長嶋茂雄「六大学新記録と南海を逆転した巨人スカウト陣の秘策」 (3/5ページ)

日刊大衆

永田夫人は、「成田山(新勝寺)にお参りに来ました。そのついでと言っては失礼ですが」と、突然の訪問を詫び、永田の思いを伝言したという。“永田ラッパ”と呼ばれていた永田は、その横紙破りな行動力で有名だった。千葉の片田舎にあった長嶋家を電撃訪問したのも、いかにも永田らしい作戦だったと言える。

■副キャプテンを務めた長嶋

 最上級生になった長嶋は、副キャプテンを務めた。キャプテンには、しっかり者だった本屋敷錦吾(のちに阪急に入団)が、満場一致で選ばれていた。六大学のタイ記録に並ぶ通算7号ホームランは、4月14日の法立(法大VS立大)2回戦だった。3回一死一塁、左腕の水津正のカーブが高めに入ってきたところを振り抜き、バックスクリーン左横の中段に突き刺さる大ホームランを放った。立大は長嶋の活躍もあって、勝ち点5で完全優勝を果たしている。

 学生生活最後となる秋のリーグ戦では、新記録となる8号ホームランの期待が高まった。ところが長嶋は、3カードを終えた時点で21打数3安打、打率1割4分3厘と、大学入学以来、最大のスランプに陥っていた。「あのカメラ、止めてもらえませんか……」 長嶋は親しい運動部の記者に、こう懇願している。
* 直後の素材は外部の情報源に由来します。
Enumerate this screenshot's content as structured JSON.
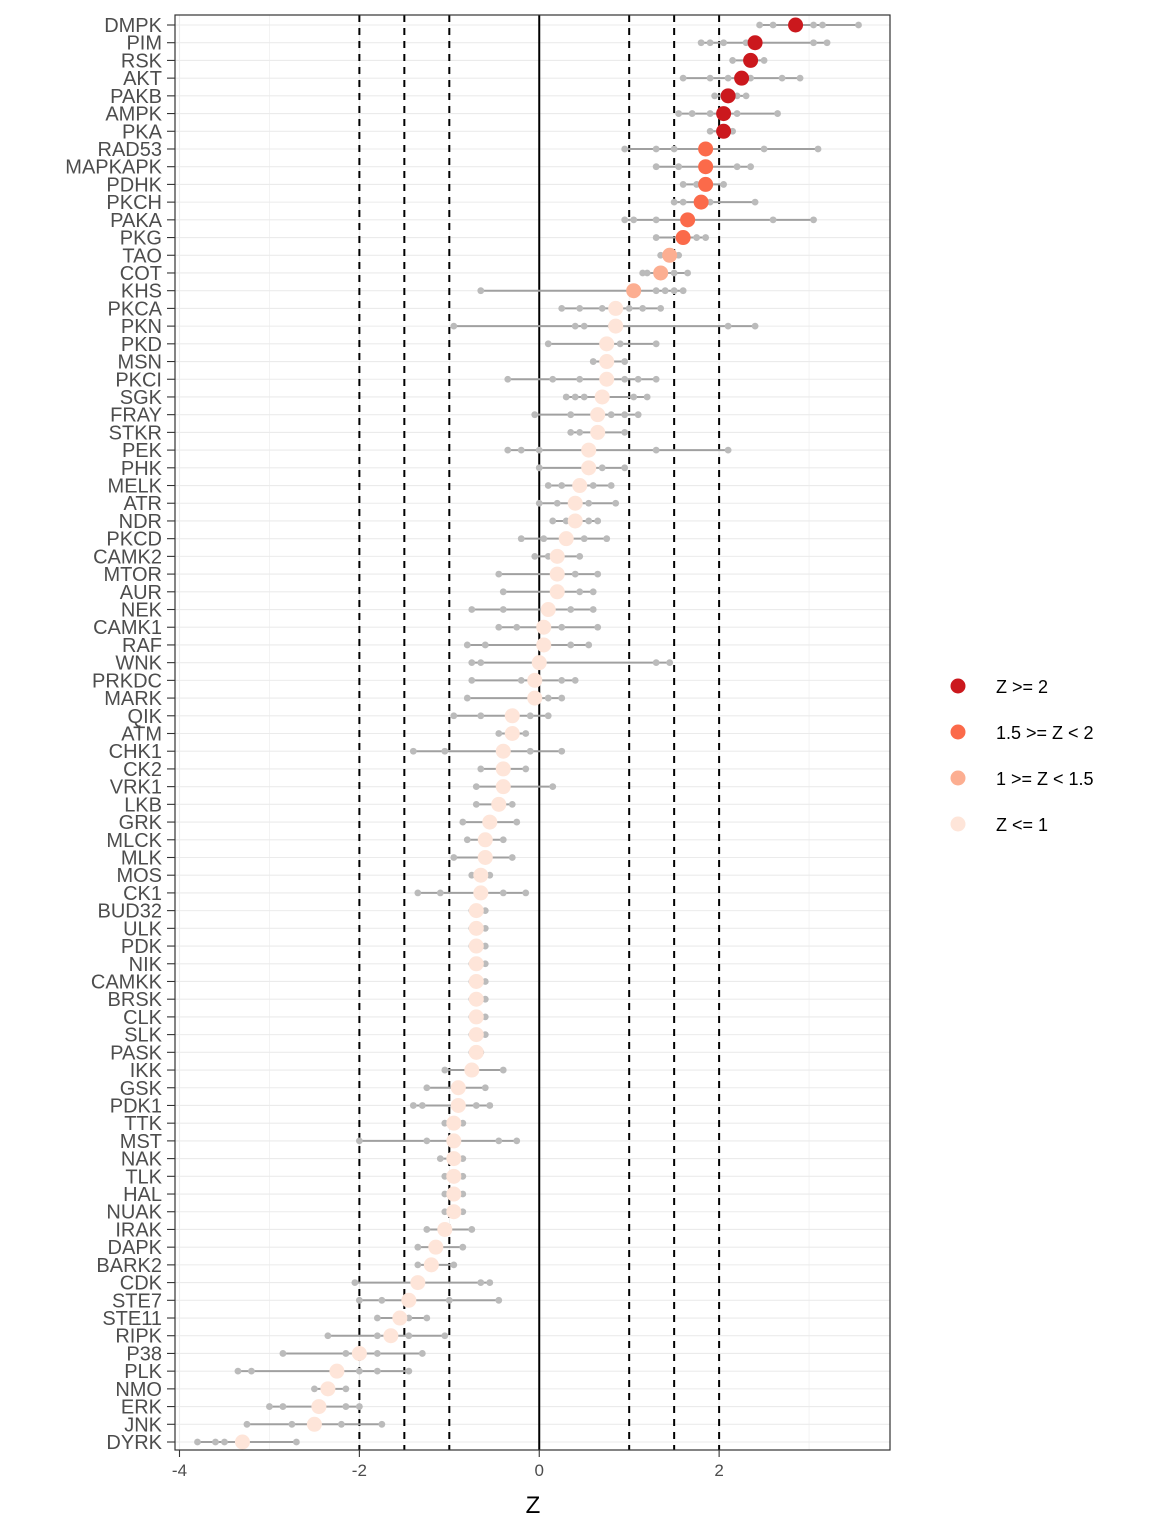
{
  "chart_data": {
    "type": "dot",
    "xlabel": "Z",
    "ylabel": "",
    "xlim": [
      -4.05,
      3.9
    ],
    "x_ticks": [
      -4,
      -2,
      0,
      2
    ],
    "x_tick_labels": [
      "-4",
      "-2",
      "0",
      "2"
    ],
    "grid": true,
    "vlines_dashed": [
      -2,
      -1.5,
      -1,
      1,
      1.5,
      2
    ],
    "vline_solid": 0,
    "legend_position": "right",
    "legend": [
      {
        "label": "Z >= 2",
        "color": "#CB181D"
      },
      {
        "label": "1.5 >= Z < 2",
        "color": "#FB6A4A"
      },
      {
        "label": "1 >= Z < 1.5",
        "color": "#FCAE91"
      },
      {
        "label": "Z <= 1",
        "color": "#FEE5D9"
      }
    ],
    "colors": {
      "point_gray": "#bbbbbb",
      "segment_gray": "#a0a0a0"
    },
    "kinases": [
      {
        "name": "DMPK",
        "z": 2.85,
        "pts": [
          2.45,
          2.6,
          2.85,
          3.05,
          3.15,
          3.55
        ]
      },
      {
        "name": "PIM",
        "z": 2.4,
        "pts": [
          1.8,
          1.9,
          2.05,
          2.3,
          2.4,
          3.05,
          3.2
        ]
      },
      {
        "name": "RSK",
        "z": 2.35,
        "pts": [
          2.15,
          2.35,
          2.5
        ]
      },
      {
        "name": "AKT",
        "z": 2.25,
        "pts": [
          1.6,
          1.9,
          2.1,
          2.35,
          2.7,
          2.9
        ]
      },
      {
        "name": "PAKB",
        "z": 2.1,
        "pts": [
          1.95,
          2.05,
          2.2,
          2.3
        ]
      },
      {
        "name": "AMPK",
        "z": 2.05,
        "pts": [
          1.55,
          1.7,
          1.9,
          2.2,
          2.65
        ]
      },
      {
        "name": "PKA",
        "z": 2.05,
        "pts": [
          1.9,
          2.0,
          2.1,
          2.15
        ]
      },
      {
        "name": "RAD53",
        "z": 1.85,
        "pts": [
          0.95,
          1.3,
          1.5,
          1.85,
          2.5,
          3.1
        ]
      },
      {
        "name": "MAPKAPK",
        "z": 1.85,
        "pts": [
          1.3,
          1.55,
          1.85,
          2.2,
          2.35
        ]
      },
      {
        "name": "PDHK",
        "z": 1.85,
        "pts": [
          1.6,
          1.75,
          1.9,
          2.05
        ]
      },
      {
        "name": "PKCH",
        "z": 1.8,
        "pts": [
          1.5,
          1.6,
          1.9,
          2.4
        ]
      },
      {
        "name": "PAKA",
        "z": 1.65,
        "pts": [
          0.95,
          1.05,
          1.3,
          1.65,
          2.6,
          3.05
        ]
      },
      {
        "name": "PKG",
        "z": 1.6,
        "pts": [
          1.3,
          1.6,
          1.75,
          1.85
        ]
      },
      {
        "name": "TAO",
        "z": 1.45,
        "pts": [
          1.35,
          1.45,
          1.55
        ]
      },
      {
        "name": "COT",
        "z": 1.35,
        "pts": [
          1.15,
          1.2,
          1.5,
          1.65
        ]
      },
      {
        "name": "KHS",
        "z": 1.05,
        "pts": [
          -0.65,
          1.3,
          1.4,
          1.5,
          1.6
        ]
      },
      {
        "name": "PKCA",
        "z": 0.85,
        "pts": [
          0.25,
          0.45,
          0.7,
          1.0,
          1.15,
          1.35
        ]
      },
      {
        "name": "PKN",
        "z": 0.85,
        "pts": [
          -0.95,
          0.4,
          0.5,
          0.8,
          2.1,
          2.4
        ]
      },
      {
        "name": "PKD",
        "z": 0.75,
        "pts": [
          0.1,
          0.75,
          0.9,
          1.3
        ]
      },
      {
        "name": "MSN",
        "z": 0.75,
        "pts": [
          0.6,
          0.75,
          0.95
        ]
      },
      {
        "name": "PKCI",
        "z": 0.75,
        "pts": [
          -0.35,
          0.15,
          0.45,
          0.75,
          0.95,
          1.1,
          1.3
        ]
      },
      {
        "name": "SGK",
        "z": 0.7,
        "pts": [
          0.3,
          0.4,
          0.5,
          0.7,
          1.05,
          1.2
        ]
      },
      {
        "name": "FRAY",
        "z": 0.65,
        "pts": [
          -0.05,
          0.35,
          0.65,
          0.8,
          0.95,
          1.1
        ]
      },
      {
        "name": "STKR",
        "z": 0.65,
        "pts": [
          0.35,
          0.45,
          0.65,
          0.95
        ]
      },
      {
        "name": "PEK",
        "z": 0.55,
        "pts": [
          -0.35,
          -0.2,
          0.0,
          0.55,
          1.3,
          2.1
        ]
      },
      {
        "name": "PHK",
        "z": 0.55,
        "pts": [
          0.0,
          0.55,
          0.7,
          0.95
        ]
      },
      {
        "name": "MELK",
        "z": 0.45,
        "pts": [
          0.1,
          0.25,
          0.45,
          0.6,
          0.8
        ]
      },
      {
        "name": "ATR",
        "z": 0.4,
        "pts": [
          0.0,
          0.2,
          0.4,
          0.55,
          0.85
        ]
      },
      {
        "name": "NDR",
        "z": 0.4,
        "pts": [
          0.15,
          0.3,
          0.4,
          0.55,
          0.65
        ]
      },
      {
        "name": "PKCD",
        "z": 0.3,
        "pts": [
          -0.2,
          0.05,
          0.3,
          0.5,
          0.75
        ]
      },
      {
        "name": "CAMK2",
        "z": 0.2,
        "pts": [
          -0.05,
          0.1,
          0.2,
          0.45
        ]
      },
      {
        "name": "MTOR",
        "z": 0.2,
        "pts": [
          -0.45,
          0.2,
          0.4,
          0.65
        ]
      },
      {
        "name": "AUR",
        "z": 0.2,
        "pts": [
          -0.4,
          0.2,
          0.45,
          0.6
        ]
      },
      {
        "name": "NEK",
        "z": 0.1,
        "pts": [
          -0.75,
          -0.4,
          0.1,
          0.35,
          0.6
        ]
      },
      {
        "name": "CAMK1",
        "z": 0.05,
        "pts": [
          -0.45,
          -0.25,
          0.05,
          0.25,
          0.65
        ]
      },
      {
        "name": "RAF",
        "z": 0.05,
        "pts": [
          -0.8,
          -0.6,
          0.05,
          0.35,
          0.55
        ]
      },
      {
        "name": "WNK",
        "z": 0.0,
        "pts": [
          -0.75,
          -0.65,
          0.0,
          1.3,
          1.45
        ]
      },
      {
        "name": "PRKDC",
        "z": -0.05,
        "pts": [
          -0.75,
          -0.2,
          -0.05,
          0.25,
          0.4
        ]
      },
      {
        "name": "MARK",
        "z": -0.05,
        "pts": [
          -0.8,
          -0.05,
          0.1,
          0.25
        ]
      },
      {
        "name": "QIK",
        "z": -0.3,
        "pts": [
          -0.95,
          -0.65,
          -0.3,
          -0.1,
          0.1
        ]
      },
      {
        "name": "ATM",
        "z": -0.3,
        "pts": [
          -0.45,
          -0.3,
          -0.15
        ]
      },
      {
        "name": "CHK1",
        "z": -0.4,
        "pts": [
          -1.4,
          -1.05,
          -0.4,
          -0.1,
          0.25
        ]
      },
      {
        "name": "CK2",
        "z": -0.4,
        "pts": [
          -0.65,
          -0.4,
          -0.15
        ]
      },
      {
        "name": "VRK1",
        "z": -0.4,
        "pts": [
          -0.7,
          -0.4,
          0.15
        ]
      },
      {
        "name": "LKB",
        "z": -0.45,
        "pts": [
          -0.7,
          -0.45,
          -0.3
        ]
      },
      {
        "name": "GRK",
        "z": -0.55,
        "pts": [
          -0.85,
          -0.55,
          -0.25
        ]
      },
      {
        "name": "MLCK",
        "z": -0.6,
        "pts": [
          -0.8,
          -0.6,
          -0.4
        ]
      },
      {
        "name": "MLK",
        "z": -0.6,
        "pts": [
          -0.95,
          -0.6,
          -0.3
        ]
      },
      {
        "name": "MOS",
        "z": -0.65,
        "pts": [
          -0.75,
          -0.65,
          -0.55
        ]
      },
      {
        "name": "CK1",
        "z": -0.65,
        "pts": [
          -1.35,
          -1.1,
          -0.65,
          -0.4,
          -0.15
        ]
      },
      {
        "name": "BUD32",
        "z": -0.7,
        "pts": [
          -0.75,
          -0.7,
          -0.6
        ]
      },
      {
        "name": "ULK",
        "z": -0.7,
        "pts": [
          -0.75,
          -0.7,
          -0.6
        ]
      },
      {
        "name": "PDK",
        "z": -0.7,
        "pts": [
          -0.75,
          -0.7,
          -0.6
        ]
      },
      {
        "name": "NIK",
        "z": -0.7,
        "pts": [
          -0.75,
          -0.7,
          -0.6
        ]
      },
      {
        "name": "CAMKK",
        "z": -0.7,
        "pts": [
          -0.75,
          -0.7,
          -0.6
        ]
      },
      {
        "name": "BRSK",
        "z": -0.7,
        "pts": [
          -0.75,
          -0.7,
          -0.6
        ]
      },
      {
        "name": "CLK",
        "z": -0.7,
        "pts": [
          -0.75,
          -0.7,
          -0.6
        ]
      },
      {
        "name": "SLK",
        "z": -0.7,
        "pts": [
          -0.75,
          -0.7,
          -0.6
        ]
      },
      {
        "name": "PASK",
        "z": -0.7,
        "pts": [
          -0.75,
          -0.7,
          -0.65
        ]
      },
      {
        "name": "IKK",
        "z": -0.75,
        "pts": [
          -1.05,
          -0.75,
          -0.4
        ]
      },
      {
        "name": "GSK",
        "z": -0.9,
        "pts": [
          -1.25,
          -0.9,
          -0.6
        ]
      },
      {
        "name": "PDK1",
        "z": -0.9,
        "pts": [
          -1.4,
          -1.3,
          -0.9,
          -0.7,
          -0.55
        ]
      },
      {
        "name": "TTK",
        "z": -0.95,
        "pts": [
          -1.05,
          -0.95,
          -0.85
        ]
      },
      {
        "name": "MST",
        "z": -0.95,
        "pts": [
          -2.0,
          -1.25,
          -0.95,
          -0.45,
          -0.25
        ]
      },
      {
        "name": "NAK",
        "z": -0.95,
        "pts": [
          -1.1,
          -0.95,
          -0.85
        ]
      },
      {
        "name": "TLK",
        "z": -0.95,
        "pts": [
          -1.05,
          -0.95,
          -0.85
        ]
      },
      {
        "name": "HAL",
        "z": -0.95,
        "pts": [
          -1.05,
          -0.95,
          -0.85
        ]
      },
      {
        "name": "NUAK",
        "z": -0.95,
        "pts": [
          -1.05,
          -0.95,
          -0.85
        ]
      },
      {
        "name": "IRAK",
        "z": -1.05,
        "pts": [
          -1.25,
          -1.05,
          -0.75
        ]
      },
      {
        "name": "DAPK",
        "z": -1.15,
        "pts": [
          -1.35,
          -1.15,
          -0.85
        ]
      },
      {
        "name": "BARK2",
        "z": -1.2,
        "pts": [
          -1.35,
          -1.2,
          -0.95
        ]
      },
      {
        "name": "CDK",
        "z": -1.35,
        "pts": [
          -2.05,
          -1.35,
          -0.65,
          -0.55
        ]
      },
      {
        "name": "STE7",
        "z": -1.45,
        "pts": [
          -2.0,
          -1.75,
          -1.45,
          -1.0,
          -0.45
        ]
      },
      {
        "name": "STE11",
        "z": -1.55,
        "pts": [
          -1.8,
          -1.55,
          -1.45,
          -1.25
        ]
      },
      {
        "name": "RIPK",
        "z": -1.65,
        "pts": [
          -2.35,
          -1.8,
          -1.65,
          -1.45,
          -1.05
        ]
      },
      {
        "name": "P38",
        "z": -2.0,
        "pts": [
          -2.85,
          -2.15,
          -2.0,
          -1.8,
          -1.3
        ]
      },
      {
        "name": "PLK",
        "z": -2.25,
        "pts": [
          -3.35,
          -3.2,
          -2.25,
          -2.0,
          -1.8,
          -1.45
        ]
      },
      {
        "name": "NMO",
        "z": -2.35,
        "pts": [
          -2.5,
          -2.35,
          -2.15
        ]
      },
      {
        "name": "ERK",
        "z": -2.45,
        "pts": [
          -3.0,
          -2.85,
          -2.45,
          -2.15,
          -2.0
        ]
      },
      {
        "name": "JNK",
        "z": -2.5,
        "pts": [
          -3.25,
          -2.75,
          -2.5,
          -2.2,
          -1.75
        ]
      },
      {
        "name": "DYRK",
        "z": -3.3,
        "pts": [
          -3.8,
          -3.6,
          -3.5,
          -3.3,
          -2.7
        ]
      }
    ]
  }
}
 実は、『報知新聞』(現『スポーツ報知』)では、長嶋の記念すべき第8号ホームランの瞬間をキャッチするため、秋のリーグ戦が始まってから長嶋の全打席を追っていた。一塁側のカメラ席から、特注のアイモ改造カメラ(1秒間に120コマ撮影できた)で狙っていたのだ。当時の六大学リーグ戦は、プロ野球の試合以上に人気があり、特に立大の試合は神宮球場が満員になり、盛大な応援がチームを盛り上げていた。球場には絶えず大歓声が響いていたのだが、長嶋はアイモの作動する「ジー」という音が気になって仕方なかったようだ。

 しかし、そこは天性のスーパースター・長嶋である。4カード目の明立(明大VS立大)1回戦、長嶋は明大の3投手から5打数5安打と打ちまくり、一気に打率を3割に乗せると、最終カードの慶立(慶大VS立大)2回戦まで3割台をキープ。この試合に勝てば立大が優勝、春秋連覇となる。5回表、長嶋に打席が回ってきた。〈狙い球を絞ったわけではありません。